Özlem Önal ve Tansa Mermerci ile yakın arkadaş olduğunuz doğru mu?
- Tansa’yı tanımıyorum ama Özlem arkadaşım. Bu röportaja sakın Özlem’in fotoğrafını koymayın. Koyarsanız beni öldürür. Gazetelerde çıkmaktan hiç hoşlanmıyor. Birçok ortak arkadaşımız var. New York’ta sık sık görüşüyoruz. Birlikte Mavi Tura çıkacağız ama nereye gideceğimizi sormayın. Çünkü ben de bilmiyorum. Türkiye’ye ilk defa geliyorum.
Dünyaca ünlü bir top model olarak sizce dünyadaki en büyük sorun ne?

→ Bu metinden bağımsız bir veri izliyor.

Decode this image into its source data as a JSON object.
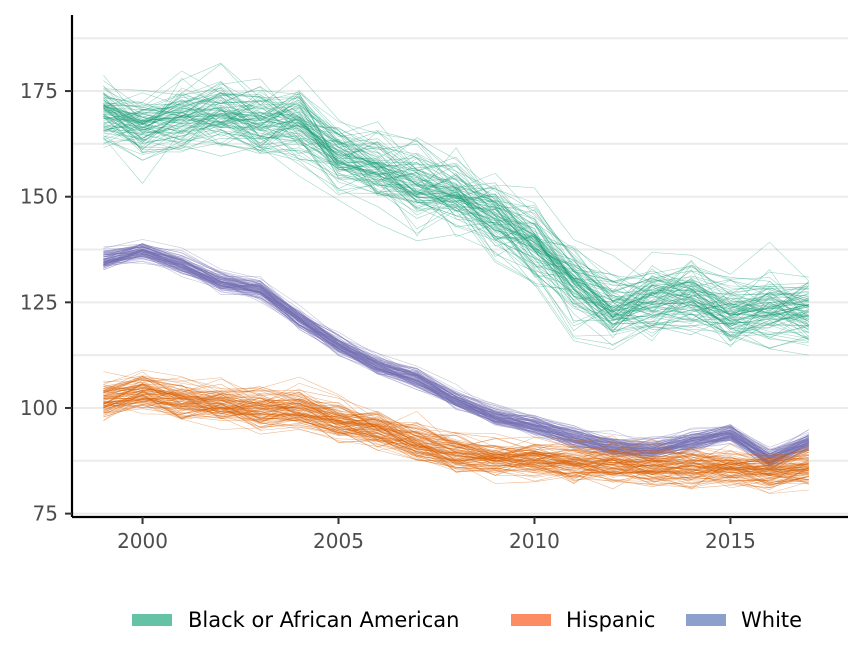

- Dünyanın en büyük sorunu bir tane değil ki. Ama ben kendi adıma çocuklarla ilgili problemlere daha hassasım. Hindistan Kalküta’daki Kalitala organizasyonu ile çalışıyorum. Onlar sayesinde bir evlat edindim. Artık bir bebeğim var. Kalitala sayesinde özellikle kız çocuklarını koruma altına alıyoruz.
Mankenlik yapamayacak yaşa gelince ne yapacaksınız?
-1999’da Pierce Brosnan ve Rene Russo ile ‘The Thomas Crown Affair’ (İkili Oyun) isimli bir filmde rol aldım. Gelecekte sinemaya yoğunlaşmayı düşünüyorum.